Re: Data for data's sake @Saul, for supervised machine learning (predictive), being careful in the selection of your feature set is entirely warranted. In fact, fine tuning the model's results often entails going back and deselecting certain features, and selecting other features. But with unsupervised learning (clustering for example), many times we do in fact go where "no man has gone before" as so aptly put by @Jeff. I'm not advocating collecting meaningless data, but I've seen cases where clustering revealed some rather surprising correlations in the training set. Data collection is really give-and-take when engaging the Data Science process.
to boldly go Even the Starship Enterprise had the goal to “boldly go where no man has gone before.” This is basically the equivalent of having the goal of searching for unknown
unknowns. And using Venn diagrams and other clustering visuals will help at facilitating those elusive epiphanies which may trigger the more structured analytic lifecycle
that we’re describing. Eventually you’re going to need to share your find with someone.
Re: Data for data's sake You'll forgive me @Daniel - but many people are saying to be selective in what you pull in data (i.e. don't spend on storage you don't really need). But this cluster based analysis really works best in a 'save everything' scenario. Is opposition of messages just a symptom of the relative immaturity of the big data conversation?

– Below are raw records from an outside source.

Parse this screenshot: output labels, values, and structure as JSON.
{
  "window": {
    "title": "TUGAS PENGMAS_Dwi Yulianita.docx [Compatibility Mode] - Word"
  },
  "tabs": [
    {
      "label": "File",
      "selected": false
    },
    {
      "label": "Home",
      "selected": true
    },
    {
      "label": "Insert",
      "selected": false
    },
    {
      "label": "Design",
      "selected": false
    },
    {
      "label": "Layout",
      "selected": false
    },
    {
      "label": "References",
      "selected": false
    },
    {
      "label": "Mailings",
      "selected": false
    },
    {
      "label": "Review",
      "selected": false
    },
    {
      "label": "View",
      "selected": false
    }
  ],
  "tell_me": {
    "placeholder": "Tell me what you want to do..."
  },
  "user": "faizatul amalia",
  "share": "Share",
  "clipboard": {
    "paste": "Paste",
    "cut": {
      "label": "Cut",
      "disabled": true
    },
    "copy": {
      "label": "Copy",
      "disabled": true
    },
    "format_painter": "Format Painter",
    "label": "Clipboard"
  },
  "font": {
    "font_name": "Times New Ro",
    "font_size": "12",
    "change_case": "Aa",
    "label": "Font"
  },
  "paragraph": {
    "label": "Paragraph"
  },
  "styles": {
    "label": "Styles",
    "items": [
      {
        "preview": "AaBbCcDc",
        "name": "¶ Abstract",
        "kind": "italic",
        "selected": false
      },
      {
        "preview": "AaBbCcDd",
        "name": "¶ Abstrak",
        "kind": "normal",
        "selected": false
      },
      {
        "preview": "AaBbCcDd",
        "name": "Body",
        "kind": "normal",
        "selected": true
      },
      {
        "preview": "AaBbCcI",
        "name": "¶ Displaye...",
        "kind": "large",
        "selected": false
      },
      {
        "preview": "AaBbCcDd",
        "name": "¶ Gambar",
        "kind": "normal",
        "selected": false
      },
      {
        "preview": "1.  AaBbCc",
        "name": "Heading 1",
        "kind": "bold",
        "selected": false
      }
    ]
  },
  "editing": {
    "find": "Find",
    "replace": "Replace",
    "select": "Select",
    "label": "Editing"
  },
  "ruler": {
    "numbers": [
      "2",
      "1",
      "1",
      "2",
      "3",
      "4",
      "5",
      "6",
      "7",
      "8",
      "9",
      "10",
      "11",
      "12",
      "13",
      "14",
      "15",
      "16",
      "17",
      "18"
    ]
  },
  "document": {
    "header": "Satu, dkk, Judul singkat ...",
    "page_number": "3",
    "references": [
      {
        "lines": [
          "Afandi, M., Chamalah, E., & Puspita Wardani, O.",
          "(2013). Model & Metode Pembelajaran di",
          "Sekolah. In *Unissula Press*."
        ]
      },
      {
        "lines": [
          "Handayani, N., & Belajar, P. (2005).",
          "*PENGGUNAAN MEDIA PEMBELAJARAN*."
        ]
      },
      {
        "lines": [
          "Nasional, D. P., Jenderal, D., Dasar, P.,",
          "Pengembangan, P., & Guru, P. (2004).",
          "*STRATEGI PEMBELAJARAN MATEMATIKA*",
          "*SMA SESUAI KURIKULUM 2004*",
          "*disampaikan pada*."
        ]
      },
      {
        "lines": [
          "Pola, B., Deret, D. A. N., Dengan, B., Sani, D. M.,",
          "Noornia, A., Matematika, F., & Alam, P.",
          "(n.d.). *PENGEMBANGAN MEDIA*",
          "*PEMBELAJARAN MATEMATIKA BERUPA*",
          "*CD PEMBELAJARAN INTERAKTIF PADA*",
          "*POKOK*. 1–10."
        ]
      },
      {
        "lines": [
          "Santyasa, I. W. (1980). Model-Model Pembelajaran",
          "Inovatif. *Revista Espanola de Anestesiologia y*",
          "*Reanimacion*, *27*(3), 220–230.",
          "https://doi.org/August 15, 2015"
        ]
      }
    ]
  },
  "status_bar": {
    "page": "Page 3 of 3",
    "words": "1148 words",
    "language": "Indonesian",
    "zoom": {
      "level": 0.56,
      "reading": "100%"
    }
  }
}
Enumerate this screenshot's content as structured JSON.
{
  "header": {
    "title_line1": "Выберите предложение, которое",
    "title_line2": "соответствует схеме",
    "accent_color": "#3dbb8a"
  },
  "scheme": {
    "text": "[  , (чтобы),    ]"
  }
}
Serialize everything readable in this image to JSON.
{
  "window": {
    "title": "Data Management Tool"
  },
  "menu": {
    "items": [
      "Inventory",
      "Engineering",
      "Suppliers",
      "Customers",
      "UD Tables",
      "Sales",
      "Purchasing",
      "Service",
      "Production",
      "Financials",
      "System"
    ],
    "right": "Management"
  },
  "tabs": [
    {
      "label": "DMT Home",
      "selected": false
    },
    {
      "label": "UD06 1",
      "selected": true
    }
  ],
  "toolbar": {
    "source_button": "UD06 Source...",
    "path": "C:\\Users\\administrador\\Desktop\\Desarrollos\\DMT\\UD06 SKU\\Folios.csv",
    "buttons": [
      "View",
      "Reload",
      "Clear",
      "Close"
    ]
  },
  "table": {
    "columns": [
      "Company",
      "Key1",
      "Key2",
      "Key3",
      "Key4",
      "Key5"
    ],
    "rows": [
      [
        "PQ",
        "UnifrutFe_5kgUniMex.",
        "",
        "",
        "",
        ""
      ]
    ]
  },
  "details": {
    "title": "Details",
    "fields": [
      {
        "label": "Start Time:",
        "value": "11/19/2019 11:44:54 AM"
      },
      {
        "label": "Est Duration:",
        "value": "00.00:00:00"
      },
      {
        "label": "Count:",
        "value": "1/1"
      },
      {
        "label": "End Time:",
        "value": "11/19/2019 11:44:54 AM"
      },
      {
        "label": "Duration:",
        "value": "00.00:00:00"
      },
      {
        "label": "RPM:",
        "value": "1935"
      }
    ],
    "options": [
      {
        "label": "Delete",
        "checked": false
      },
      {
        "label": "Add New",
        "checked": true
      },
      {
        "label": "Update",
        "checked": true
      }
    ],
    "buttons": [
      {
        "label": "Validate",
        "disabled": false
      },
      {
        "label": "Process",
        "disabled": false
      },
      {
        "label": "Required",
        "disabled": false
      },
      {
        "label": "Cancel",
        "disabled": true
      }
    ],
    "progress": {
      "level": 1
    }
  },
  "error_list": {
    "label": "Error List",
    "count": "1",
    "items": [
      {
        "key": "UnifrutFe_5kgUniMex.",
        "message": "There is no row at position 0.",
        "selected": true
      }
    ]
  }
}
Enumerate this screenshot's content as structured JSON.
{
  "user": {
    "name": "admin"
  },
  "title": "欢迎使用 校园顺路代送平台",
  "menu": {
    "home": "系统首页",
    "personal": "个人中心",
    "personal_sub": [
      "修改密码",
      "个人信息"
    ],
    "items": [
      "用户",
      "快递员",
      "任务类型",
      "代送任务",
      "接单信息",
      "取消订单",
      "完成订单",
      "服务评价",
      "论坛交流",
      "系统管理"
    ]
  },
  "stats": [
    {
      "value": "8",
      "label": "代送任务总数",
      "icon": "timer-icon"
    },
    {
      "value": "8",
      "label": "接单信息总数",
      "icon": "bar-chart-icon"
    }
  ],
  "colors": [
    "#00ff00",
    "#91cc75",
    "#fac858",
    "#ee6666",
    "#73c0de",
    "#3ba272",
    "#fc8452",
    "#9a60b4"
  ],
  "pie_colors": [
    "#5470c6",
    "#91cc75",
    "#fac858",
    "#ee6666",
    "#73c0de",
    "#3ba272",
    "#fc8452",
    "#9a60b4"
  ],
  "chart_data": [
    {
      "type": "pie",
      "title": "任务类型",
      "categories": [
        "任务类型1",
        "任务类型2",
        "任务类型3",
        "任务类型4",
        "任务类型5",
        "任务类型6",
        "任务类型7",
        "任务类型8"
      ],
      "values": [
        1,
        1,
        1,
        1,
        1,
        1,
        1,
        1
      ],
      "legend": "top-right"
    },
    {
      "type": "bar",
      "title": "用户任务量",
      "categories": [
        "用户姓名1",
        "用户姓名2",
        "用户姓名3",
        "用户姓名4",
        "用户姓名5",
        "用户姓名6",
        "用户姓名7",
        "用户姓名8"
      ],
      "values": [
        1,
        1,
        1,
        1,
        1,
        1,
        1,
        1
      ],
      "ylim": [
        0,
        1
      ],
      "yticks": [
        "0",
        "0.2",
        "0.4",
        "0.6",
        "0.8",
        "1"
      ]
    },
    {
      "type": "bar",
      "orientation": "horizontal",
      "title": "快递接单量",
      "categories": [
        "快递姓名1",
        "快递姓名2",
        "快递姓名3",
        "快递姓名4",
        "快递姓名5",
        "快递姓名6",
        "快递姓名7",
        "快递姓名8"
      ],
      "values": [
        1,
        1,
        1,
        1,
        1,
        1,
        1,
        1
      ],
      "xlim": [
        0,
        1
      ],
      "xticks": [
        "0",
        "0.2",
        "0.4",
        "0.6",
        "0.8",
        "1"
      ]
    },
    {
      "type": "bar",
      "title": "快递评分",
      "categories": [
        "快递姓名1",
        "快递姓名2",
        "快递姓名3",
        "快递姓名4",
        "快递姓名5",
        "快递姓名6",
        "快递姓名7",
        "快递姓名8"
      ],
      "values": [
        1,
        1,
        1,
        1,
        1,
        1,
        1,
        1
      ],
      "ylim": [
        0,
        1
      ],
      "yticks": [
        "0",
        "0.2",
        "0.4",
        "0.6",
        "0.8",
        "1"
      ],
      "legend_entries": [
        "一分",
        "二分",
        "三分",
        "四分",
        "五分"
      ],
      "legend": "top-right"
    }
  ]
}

Re: Data for data's sake Unsupervised learning using clustering is more of finding "unknown unknowns." An unknown unknown is a question you did not know you should ask. Such discoveries expand your awareness. An effective pathway to unknown unknowns comes through cluster analysis. The clusters tell you how strong a relationship exists between data attributes. But such analysis doesn't tell you what the clusters mean. It just identifies that a cluster is forming and how strong it is. Domain experts definitely need to be part of the solution since identifying clusters in data sets requires contemplation of the foundations of the business.